In 1830, having heard of the rich soil, fine climate, beautiful scenery, and abundance of cheap land in Texas, Davis determined to move again. He traveled by wagon to Louisville, put his family and possessions aboard a flatboat on the Ohio River, and undertook a six-weeks' journey to New Orleans. From there he traveled by schooner to Matagorda, Texas; he landed on February 12, 1831, at Cox's Point on Lavaca Bay, opposite the site of present Port Lavaca. Pressing inland, he ascended the Lavaca and Navidad rivers to Old Scotts, where he built a camp for his wife, who had become so severely stricken with rheumatism that she could walk only with the aid of crutches. A second son was born there. Davis left his family at Old Scotts, set out on foot toward his chosen destination, the Guadalupe River, and arrived at Gonzales in the colony of Green DeWitt. There he selected a league of land and was awarded title to it by a grant dated September 6, 1831.
After bringing his family to Gonzales, Davis became an active participant in the movement toward Texas independence. He was named a delegate to the Convention of 1833. He was appointed secretary of the committee of safety for Gonzales and in that capacity wrote a letter dated September 25, 1835, to John Henry Moore, asking for help in protecting the residents' cannon against the Mexican army. As a safety precaution, the cannon was temporarily buried in Davis's peach orchard. On October 2, 1835, as one of the original eighteen members of the Gonzales defense force, Davis took part in the first battle of the Texas Revolution, in which the cannon was successfully defended (see OLD EIGHTEEN and GONZALES "COME AND TAKE IT" CANNON).
On November 1, 1835, Governor Henry Smith commissioned Davis to install Andrew Ponton as first judge and Charles Lockhart as second judge of Gonzales Municipality.

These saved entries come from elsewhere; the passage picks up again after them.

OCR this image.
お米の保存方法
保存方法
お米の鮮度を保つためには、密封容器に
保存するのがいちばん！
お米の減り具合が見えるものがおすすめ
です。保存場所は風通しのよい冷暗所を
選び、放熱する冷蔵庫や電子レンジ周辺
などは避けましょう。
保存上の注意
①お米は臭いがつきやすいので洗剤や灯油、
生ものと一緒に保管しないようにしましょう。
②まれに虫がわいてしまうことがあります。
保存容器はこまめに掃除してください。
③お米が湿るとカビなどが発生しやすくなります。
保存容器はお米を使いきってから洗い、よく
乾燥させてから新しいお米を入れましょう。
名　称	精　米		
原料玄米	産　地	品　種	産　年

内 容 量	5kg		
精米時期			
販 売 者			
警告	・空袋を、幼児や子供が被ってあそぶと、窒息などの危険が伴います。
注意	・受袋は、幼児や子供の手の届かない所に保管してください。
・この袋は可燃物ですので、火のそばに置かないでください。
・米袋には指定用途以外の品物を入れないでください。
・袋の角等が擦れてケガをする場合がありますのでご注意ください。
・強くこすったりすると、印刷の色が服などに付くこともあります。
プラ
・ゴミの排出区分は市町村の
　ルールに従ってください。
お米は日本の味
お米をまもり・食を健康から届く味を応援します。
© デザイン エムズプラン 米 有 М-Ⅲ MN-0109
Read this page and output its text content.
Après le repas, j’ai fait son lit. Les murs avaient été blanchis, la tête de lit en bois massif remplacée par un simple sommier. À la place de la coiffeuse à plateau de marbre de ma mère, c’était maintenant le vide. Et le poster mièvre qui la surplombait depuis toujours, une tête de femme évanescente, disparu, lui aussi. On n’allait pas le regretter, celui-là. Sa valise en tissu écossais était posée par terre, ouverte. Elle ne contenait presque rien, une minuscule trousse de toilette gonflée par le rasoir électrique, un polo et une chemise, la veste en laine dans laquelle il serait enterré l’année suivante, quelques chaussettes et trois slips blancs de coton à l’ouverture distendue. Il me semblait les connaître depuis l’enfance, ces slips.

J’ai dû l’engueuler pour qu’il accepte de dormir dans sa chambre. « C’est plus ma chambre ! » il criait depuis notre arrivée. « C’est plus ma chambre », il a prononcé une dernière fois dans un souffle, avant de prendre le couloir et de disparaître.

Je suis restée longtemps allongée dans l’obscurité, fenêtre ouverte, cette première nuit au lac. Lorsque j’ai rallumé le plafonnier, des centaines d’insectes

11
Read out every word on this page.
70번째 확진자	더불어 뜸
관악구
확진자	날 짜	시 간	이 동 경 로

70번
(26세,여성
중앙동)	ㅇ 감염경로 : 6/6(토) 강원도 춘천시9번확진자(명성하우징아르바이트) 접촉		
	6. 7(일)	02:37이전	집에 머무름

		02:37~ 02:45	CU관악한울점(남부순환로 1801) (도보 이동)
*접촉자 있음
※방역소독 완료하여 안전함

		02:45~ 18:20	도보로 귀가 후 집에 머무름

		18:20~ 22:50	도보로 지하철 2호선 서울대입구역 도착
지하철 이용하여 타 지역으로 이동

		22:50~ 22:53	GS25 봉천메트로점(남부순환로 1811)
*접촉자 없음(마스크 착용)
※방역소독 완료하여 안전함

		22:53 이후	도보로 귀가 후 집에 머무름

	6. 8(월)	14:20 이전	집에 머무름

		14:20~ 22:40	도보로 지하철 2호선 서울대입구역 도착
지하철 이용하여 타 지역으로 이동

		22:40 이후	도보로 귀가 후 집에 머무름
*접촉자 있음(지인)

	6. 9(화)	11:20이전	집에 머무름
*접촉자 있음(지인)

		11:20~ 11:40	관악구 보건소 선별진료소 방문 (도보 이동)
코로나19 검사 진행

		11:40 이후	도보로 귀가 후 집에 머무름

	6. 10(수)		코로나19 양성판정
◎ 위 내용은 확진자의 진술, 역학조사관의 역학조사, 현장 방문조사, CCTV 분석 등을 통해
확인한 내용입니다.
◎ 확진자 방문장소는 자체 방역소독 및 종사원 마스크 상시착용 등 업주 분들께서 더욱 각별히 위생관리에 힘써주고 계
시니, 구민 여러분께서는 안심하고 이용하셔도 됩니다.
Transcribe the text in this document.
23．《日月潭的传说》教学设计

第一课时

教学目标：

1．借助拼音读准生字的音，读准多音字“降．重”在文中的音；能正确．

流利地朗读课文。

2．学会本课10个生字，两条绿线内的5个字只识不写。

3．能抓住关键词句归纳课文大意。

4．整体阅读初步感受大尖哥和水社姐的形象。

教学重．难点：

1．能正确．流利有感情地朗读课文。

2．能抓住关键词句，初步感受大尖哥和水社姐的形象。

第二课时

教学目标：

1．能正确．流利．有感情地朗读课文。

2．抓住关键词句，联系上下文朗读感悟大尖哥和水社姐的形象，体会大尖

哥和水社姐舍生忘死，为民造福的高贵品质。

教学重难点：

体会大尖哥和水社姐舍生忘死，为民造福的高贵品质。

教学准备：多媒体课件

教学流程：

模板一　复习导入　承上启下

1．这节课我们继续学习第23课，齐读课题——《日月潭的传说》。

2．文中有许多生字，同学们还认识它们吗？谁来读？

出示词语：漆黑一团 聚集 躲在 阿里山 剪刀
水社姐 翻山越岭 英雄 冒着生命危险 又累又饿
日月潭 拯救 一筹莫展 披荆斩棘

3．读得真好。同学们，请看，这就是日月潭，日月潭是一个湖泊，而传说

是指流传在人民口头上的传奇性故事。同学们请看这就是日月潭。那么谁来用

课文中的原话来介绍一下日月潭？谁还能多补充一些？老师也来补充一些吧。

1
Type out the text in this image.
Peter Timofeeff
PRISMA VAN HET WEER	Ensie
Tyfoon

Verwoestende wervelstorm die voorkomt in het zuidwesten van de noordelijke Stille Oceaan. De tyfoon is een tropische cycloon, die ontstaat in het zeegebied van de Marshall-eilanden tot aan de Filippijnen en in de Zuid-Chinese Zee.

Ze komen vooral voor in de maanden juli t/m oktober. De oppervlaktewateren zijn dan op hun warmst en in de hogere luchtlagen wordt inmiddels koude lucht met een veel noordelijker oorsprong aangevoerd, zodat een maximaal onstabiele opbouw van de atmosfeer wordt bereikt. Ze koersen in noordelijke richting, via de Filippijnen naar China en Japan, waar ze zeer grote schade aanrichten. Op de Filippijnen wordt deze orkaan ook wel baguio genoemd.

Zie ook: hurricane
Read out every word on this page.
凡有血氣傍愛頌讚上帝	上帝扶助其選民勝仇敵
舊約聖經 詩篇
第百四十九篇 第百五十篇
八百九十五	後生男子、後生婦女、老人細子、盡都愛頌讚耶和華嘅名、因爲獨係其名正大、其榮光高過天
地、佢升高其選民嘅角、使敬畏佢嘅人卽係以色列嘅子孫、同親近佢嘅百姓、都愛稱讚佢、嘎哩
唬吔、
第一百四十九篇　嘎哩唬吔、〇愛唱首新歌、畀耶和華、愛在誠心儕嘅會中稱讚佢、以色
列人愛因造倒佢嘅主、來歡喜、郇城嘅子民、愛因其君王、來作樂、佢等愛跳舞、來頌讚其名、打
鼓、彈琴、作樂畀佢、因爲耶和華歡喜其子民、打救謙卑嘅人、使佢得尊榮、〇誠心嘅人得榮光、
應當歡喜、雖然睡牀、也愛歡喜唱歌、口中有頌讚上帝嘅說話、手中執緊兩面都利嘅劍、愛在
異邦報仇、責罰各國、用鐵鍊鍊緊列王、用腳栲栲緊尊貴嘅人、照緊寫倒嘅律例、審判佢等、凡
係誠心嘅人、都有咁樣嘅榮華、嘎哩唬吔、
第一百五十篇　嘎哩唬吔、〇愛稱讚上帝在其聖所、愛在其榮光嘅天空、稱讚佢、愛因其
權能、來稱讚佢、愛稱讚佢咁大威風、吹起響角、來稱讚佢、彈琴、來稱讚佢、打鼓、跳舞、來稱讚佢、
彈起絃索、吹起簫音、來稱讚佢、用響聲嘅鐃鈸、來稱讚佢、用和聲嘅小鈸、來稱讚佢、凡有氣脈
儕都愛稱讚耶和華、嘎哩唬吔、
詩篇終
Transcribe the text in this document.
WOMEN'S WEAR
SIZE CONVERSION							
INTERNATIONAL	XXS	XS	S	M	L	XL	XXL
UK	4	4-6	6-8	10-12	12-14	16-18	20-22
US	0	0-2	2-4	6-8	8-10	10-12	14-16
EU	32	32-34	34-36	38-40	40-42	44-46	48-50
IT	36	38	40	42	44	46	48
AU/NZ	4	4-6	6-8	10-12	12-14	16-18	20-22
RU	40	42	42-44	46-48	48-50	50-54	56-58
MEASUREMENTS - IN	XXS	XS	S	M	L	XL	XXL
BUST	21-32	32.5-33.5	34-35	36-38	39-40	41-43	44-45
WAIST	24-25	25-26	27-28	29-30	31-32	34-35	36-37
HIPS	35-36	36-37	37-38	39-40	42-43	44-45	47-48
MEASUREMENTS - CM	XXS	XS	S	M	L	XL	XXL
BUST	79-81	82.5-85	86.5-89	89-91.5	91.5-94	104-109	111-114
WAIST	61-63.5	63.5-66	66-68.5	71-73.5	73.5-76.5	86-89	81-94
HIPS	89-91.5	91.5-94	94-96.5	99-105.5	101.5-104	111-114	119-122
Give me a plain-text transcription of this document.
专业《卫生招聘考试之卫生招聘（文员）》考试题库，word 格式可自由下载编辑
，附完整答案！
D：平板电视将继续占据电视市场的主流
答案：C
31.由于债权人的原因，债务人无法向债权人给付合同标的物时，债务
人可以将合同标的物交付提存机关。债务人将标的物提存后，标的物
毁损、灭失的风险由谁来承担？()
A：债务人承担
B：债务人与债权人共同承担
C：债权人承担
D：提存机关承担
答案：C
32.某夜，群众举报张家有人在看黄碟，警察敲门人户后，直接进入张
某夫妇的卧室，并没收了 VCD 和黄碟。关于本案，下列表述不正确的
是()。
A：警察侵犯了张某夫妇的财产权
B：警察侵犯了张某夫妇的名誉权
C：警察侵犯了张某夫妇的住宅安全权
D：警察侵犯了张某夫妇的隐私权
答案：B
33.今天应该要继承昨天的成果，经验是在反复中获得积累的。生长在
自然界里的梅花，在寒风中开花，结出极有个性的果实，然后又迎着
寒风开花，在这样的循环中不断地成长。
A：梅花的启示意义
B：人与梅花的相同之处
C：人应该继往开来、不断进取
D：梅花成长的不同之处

Davis was also appointed a delegate to the Consultation held at San Felipe de Austin in November 1835. On February 15, 1836, he was named subcontractor for the Texas army at Bexar, where he issued supplies to the army and to the families of the men who were in the army. This appointment was made by Mathew Caldwell, the prime contractor.
In February 1836 John E. Gaston, Mrs. Davis's son by her first marriage, was one of the thirty-two men from Gonzales who responded to the appeal for reinforcements at the Alamo. He and John Kellogg, her son-in-law, were among the men who died there in the battle of the Alamo.
When the first district court was organized in Gonzales in 1838, Davis was appointed county clerk under Judge James W. Robinson. On June 22, 1842, Davis was appointed postmaster of Cuero, which was then in Gonzales County. On November 10, 1846, the year after Texas was admitted to the Union, Governor J. Pinckney Henderson appointed him notary public for DeWitt County.
Mrs. Davis died on December 29, 1846, and was buried under a spreading oak tree on a bluff overlooking the Guadalupe River. Davis died on January 30, 1853, and was buried beside her. The graves are marked and have been fenced off and maintained by the couple's descendants. A Texas historical marker dedicated to the Davises is located on Highway 183, seven miles north of Cuero and about two miles east of the gravesite.